Pas d'hospitalité qui tienne. Si Rio accueille depuis plus d’une semaine le monde entier avec le sourire et que dans ce défilé des nations, la France a plutôt la cote ici, dans quelques heures, les Brésiliens vont montrer un autre visage. Car s’il y a une chose avec laquelle les locaux ne plaisantent pas, c’est bien le soutien de leurs équipes nationales. Qui plus est lorsqu’il s’agit du volley-ball, un des sports préférés des Cariocas avec le football.

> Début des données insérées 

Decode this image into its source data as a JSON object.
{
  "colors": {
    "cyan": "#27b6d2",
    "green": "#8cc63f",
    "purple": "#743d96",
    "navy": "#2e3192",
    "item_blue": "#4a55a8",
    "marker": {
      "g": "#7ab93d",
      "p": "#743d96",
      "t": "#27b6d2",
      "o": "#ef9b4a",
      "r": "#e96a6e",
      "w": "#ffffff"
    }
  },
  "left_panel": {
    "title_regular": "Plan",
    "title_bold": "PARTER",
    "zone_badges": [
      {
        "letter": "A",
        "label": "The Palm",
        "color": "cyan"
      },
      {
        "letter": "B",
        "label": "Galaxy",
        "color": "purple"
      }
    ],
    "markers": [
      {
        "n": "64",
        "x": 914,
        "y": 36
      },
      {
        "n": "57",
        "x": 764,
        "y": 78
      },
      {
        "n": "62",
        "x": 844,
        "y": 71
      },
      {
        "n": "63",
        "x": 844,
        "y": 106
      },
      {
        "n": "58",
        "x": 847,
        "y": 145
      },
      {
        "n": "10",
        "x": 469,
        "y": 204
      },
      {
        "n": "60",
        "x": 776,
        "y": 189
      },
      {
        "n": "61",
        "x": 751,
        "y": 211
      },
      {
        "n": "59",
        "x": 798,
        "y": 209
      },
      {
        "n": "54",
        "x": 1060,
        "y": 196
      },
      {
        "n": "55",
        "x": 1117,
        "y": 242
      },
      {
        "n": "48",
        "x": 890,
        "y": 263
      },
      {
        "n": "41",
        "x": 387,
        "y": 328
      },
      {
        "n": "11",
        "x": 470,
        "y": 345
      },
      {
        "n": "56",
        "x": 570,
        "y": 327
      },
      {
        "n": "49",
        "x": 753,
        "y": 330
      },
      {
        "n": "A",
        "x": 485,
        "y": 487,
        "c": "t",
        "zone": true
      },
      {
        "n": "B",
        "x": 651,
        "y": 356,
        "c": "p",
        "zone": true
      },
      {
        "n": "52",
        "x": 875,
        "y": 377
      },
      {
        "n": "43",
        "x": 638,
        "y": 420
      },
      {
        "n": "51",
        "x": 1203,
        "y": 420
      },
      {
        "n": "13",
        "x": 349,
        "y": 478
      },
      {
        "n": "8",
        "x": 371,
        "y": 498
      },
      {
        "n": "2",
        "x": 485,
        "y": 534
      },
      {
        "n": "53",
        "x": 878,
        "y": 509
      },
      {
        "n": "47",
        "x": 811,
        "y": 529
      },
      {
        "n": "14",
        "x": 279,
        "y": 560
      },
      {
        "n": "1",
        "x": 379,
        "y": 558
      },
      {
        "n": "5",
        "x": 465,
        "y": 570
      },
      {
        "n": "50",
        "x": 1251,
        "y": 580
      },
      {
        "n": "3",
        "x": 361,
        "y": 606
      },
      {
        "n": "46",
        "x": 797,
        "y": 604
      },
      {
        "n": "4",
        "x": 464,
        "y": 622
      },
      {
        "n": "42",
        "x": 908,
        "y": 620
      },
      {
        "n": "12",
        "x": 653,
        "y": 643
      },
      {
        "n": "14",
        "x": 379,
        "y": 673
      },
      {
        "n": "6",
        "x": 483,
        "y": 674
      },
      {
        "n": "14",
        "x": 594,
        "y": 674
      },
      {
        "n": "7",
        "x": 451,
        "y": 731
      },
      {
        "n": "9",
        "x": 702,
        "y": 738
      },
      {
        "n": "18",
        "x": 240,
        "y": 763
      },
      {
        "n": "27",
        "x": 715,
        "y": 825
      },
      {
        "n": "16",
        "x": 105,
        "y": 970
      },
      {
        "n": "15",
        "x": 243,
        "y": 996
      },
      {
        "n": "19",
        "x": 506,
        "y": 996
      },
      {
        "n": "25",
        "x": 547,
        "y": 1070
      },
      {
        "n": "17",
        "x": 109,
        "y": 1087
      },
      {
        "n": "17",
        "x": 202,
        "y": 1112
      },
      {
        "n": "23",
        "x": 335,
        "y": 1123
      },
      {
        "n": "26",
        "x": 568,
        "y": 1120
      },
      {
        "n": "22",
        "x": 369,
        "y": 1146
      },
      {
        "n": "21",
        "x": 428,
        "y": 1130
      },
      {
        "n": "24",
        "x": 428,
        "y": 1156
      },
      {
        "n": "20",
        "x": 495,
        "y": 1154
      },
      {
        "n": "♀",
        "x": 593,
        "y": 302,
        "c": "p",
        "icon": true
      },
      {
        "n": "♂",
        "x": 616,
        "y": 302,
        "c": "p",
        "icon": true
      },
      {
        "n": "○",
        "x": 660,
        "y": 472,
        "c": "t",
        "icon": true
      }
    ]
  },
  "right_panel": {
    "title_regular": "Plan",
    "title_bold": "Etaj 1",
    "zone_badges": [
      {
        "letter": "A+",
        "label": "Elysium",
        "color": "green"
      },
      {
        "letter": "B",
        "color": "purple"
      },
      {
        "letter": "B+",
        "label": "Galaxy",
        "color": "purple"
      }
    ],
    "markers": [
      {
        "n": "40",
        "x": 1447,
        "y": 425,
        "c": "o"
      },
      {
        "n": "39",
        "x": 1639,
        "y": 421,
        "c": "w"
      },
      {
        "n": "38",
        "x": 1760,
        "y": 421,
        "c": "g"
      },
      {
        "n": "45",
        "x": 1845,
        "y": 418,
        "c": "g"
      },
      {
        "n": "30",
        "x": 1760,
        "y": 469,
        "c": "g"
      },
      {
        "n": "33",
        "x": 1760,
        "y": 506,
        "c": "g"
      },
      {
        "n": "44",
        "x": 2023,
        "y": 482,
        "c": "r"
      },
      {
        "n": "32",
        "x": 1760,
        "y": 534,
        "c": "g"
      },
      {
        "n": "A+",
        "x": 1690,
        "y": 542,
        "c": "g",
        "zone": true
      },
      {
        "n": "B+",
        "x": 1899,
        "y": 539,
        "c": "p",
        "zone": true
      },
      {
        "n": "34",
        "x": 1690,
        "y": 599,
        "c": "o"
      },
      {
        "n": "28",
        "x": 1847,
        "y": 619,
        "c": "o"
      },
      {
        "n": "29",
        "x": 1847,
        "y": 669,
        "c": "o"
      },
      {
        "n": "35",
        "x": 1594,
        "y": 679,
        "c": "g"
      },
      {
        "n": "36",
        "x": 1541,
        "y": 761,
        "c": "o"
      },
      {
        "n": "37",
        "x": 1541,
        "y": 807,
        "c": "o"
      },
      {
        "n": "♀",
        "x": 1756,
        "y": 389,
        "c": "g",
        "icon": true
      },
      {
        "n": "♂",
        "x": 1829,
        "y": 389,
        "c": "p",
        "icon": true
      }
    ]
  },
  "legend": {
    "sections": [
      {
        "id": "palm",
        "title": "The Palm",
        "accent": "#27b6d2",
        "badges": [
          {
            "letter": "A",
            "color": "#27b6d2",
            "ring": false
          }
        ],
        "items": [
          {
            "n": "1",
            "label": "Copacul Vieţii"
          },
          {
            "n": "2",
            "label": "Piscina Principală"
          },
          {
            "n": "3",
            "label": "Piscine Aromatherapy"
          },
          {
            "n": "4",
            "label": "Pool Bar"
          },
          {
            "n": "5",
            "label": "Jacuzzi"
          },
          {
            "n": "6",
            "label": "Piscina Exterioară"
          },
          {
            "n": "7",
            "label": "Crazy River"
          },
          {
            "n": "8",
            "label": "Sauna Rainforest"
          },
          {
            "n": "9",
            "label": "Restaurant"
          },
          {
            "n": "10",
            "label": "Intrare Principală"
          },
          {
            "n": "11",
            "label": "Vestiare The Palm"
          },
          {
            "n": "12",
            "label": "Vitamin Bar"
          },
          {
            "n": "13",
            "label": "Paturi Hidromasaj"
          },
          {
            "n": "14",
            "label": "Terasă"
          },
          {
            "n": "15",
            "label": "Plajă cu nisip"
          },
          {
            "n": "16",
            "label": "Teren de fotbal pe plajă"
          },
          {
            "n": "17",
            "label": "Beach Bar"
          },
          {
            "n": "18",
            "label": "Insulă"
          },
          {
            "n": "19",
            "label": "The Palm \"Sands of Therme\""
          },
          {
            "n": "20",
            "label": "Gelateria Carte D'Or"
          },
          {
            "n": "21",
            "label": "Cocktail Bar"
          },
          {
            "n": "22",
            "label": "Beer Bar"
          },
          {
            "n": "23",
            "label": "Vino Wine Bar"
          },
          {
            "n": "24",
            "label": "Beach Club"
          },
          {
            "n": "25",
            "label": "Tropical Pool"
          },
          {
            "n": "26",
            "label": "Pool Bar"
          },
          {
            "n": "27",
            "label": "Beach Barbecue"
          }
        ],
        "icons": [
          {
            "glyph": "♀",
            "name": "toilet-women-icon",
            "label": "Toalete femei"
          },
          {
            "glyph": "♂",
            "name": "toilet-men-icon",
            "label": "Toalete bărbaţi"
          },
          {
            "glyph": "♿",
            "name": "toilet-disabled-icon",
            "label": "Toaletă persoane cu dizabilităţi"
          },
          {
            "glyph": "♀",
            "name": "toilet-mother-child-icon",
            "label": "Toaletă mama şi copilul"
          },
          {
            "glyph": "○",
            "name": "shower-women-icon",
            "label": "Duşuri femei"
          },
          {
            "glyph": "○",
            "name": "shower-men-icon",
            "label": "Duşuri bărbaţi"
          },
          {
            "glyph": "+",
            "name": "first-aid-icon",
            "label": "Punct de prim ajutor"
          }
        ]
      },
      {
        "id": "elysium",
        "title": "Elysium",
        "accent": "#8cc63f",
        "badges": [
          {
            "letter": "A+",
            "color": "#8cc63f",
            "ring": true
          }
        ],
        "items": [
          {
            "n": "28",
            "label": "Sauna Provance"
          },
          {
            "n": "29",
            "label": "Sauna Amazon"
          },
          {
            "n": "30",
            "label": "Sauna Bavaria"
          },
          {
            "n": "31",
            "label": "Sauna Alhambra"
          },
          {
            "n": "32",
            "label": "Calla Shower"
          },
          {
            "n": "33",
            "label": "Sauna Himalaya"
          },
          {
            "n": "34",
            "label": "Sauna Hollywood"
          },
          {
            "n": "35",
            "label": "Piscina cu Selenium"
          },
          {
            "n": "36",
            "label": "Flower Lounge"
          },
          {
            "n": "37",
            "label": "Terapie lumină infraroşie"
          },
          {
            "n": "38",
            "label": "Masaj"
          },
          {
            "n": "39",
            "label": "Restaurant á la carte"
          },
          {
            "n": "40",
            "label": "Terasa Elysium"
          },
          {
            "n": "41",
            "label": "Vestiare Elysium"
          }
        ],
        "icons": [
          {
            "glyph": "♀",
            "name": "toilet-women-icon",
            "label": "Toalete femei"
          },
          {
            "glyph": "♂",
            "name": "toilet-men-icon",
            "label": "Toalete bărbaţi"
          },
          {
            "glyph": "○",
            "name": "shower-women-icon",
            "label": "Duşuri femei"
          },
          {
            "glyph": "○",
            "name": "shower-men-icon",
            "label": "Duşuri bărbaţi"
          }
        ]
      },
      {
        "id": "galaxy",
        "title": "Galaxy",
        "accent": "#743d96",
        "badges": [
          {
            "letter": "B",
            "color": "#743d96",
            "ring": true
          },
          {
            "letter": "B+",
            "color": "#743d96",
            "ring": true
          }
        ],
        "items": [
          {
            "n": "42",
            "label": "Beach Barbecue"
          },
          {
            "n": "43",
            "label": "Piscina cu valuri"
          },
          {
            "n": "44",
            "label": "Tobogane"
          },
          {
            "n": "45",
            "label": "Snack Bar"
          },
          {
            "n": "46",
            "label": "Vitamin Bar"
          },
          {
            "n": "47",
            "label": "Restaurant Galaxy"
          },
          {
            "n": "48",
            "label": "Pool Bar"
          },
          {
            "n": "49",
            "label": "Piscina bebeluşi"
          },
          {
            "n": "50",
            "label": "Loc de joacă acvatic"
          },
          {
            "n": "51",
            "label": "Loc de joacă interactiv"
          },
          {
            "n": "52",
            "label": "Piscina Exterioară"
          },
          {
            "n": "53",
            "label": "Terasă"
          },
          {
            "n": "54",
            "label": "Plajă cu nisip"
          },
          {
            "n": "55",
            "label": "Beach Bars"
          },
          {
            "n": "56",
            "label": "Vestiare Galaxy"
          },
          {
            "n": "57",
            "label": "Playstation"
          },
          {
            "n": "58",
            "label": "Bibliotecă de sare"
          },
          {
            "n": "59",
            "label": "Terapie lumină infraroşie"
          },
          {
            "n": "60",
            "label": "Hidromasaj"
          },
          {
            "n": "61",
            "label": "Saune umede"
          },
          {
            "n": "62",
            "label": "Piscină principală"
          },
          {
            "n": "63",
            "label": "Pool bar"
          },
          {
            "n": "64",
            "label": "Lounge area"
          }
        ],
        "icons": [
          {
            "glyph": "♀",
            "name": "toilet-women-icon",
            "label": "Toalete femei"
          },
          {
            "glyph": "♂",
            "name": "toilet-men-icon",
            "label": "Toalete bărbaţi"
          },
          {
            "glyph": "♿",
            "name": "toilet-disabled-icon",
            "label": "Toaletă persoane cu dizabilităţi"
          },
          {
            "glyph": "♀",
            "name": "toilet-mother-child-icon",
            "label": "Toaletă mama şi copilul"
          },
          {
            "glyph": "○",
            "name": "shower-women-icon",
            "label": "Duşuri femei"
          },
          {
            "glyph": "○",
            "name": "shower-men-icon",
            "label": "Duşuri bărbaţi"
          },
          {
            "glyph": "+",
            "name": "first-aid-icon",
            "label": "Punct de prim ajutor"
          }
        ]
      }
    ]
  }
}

"Ici, la Seleçao, c’est tout, nous explique un vendeur de drapeaux et de maillots brésiliens, dont le stand est installé à une manchette du Club France, dans le quartier du Jardim Botanico. Moi je vends à tout le monde. Aux riches, aux pauvres. Tous les Brésiliens aiment l’équipe nationale". 

Dans les rues de "Cité merveilleuse", croiser des passants vêtus en jaune et vert est, en effet, tout sauf rare. Et c'est cette passion qui se transforme en immense ferveur lorsque le Brésil est en compétition.

"On sait que ça va être un chaudron, avec 10.000 personnes contre nous"

Judo, escrime, beach-volley, natation… quand la Seleçao, ou un de ses représentants, joue, le stade est comble et l’atmosphère électrique. L’incroyable Brésil-Argentine (107-111) en basket samedi en est le meilleur témoignage : dans une ambiance assourdissante et souvent délétère, les coéquipiers de Manu Ginobili se sont certes imposés mais sous une pression de chaque instant. Face aux Bleus, ce sera évidemment moins chaud, mais quand même bouillant.

"On sait à quoi s'attendre, on sait que ça va être un chaudron, avec 10.000 personnes contre nous, et une des meilleures équipes du monde en face, mais l'équipe de France de volley est capable de tout", a quand même essayé de positiver Antonin Rouzier, l’attaquant tricolore.

Pourtant le Maracanãzinho, et ce match couperet face au Brésil, auraient tendance à faire douter Earvin Ngapeth, le leader de la Team Yavbou : "Si on est inquiets ? On l'est depuis le départ. Vu le groupe qu'on a, on savait que ça allait être difficile d'en sortir, on est trois équipes à jouer la qualification sur le dernier match, à nous d'aller chercher une victoire." A condition de savoir marcher sur les braises.